Héctor (Alberto Guerra) y Andrea (Paulette Hernández) son hijos del dueño de una fábrica de chocolate. Tienen dinero, así que el futuro no es una preocupación real para ellos, ni tener una relación seria y menos familia, hasta que su padre muere y llega el momento de la lectura del testamento.
Para sorpresa de sus hijos, el patriarca ha puesto condiciones para darles la herencia: casarse, tener hijos y hacer un plan de trabajo para la empresa, todo supervisado por su tía Inés (Julieta Egurrola).
Héctor, que es adoptado, insiste en que su alergia por el chocolate —y poco interés— le impide tomar la enmienda, y aunque Andrea no es alérgica, tampoco le importa mucho el legado familiar, sin embargo, tienen que comenzar a verse más seguido porque lo que sí quieren es el dinero. Poco a poco, van descubriendo que existe una tensión entre ellos que se mezcla con recuerdos de la infancia y que no es un cariño de hermanos.
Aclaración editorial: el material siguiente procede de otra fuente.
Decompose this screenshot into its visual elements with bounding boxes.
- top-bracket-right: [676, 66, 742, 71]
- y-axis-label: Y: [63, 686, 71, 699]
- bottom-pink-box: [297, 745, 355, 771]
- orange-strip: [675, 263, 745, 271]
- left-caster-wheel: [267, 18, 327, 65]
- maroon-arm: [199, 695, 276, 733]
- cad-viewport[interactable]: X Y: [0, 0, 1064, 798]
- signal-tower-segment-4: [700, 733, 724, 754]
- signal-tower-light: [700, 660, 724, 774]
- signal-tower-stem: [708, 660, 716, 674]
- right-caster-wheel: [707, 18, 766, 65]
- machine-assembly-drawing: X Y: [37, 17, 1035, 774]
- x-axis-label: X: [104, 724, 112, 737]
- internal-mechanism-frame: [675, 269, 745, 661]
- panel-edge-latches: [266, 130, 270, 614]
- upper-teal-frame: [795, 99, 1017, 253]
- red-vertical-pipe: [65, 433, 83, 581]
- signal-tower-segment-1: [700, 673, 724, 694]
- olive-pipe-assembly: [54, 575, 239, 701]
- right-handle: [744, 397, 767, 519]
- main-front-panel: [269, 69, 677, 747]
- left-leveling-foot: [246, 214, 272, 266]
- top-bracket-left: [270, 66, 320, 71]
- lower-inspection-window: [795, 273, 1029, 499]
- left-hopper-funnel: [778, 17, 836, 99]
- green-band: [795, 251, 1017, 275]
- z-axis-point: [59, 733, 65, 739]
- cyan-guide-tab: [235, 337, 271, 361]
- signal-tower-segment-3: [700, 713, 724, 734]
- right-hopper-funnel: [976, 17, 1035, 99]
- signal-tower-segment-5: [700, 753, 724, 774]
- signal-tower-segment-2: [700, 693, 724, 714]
En entrevista los protagonistas de la nueva película de Corazón Films, Locos por la herencia, hablan de sus personajes y de la cultura patriarcal en la que crecen. Alberto Guerra, por ejemplo, no deja de contrastar la esencia de Héctor y su padre con lo que a él le ha tocado vivir como hijo y ahora, como padre de tres niños.
“Yo sí creo que este papá quería joderlos a todos alrededor, tanto a ellos dos como a la tía que no quería ser albacea ni encargarse de nada, ella lo que estaba pensando era en retirarse y ser feliz. También creo que habla mucho de lo que piensan los padres de los hijos, creo que estos dos personajes se encargaron de demostrar que ninguno de los dos estaba en la capacidad de llevar ningún negocio porque no pueden pensar más allá de sí mismos”, opinó.
Locos por la herencia se estrenará el viernes en cines mexicanos. La producción está a cargo de Luis Bekris y la dirección es de Juan Carlos Llaca.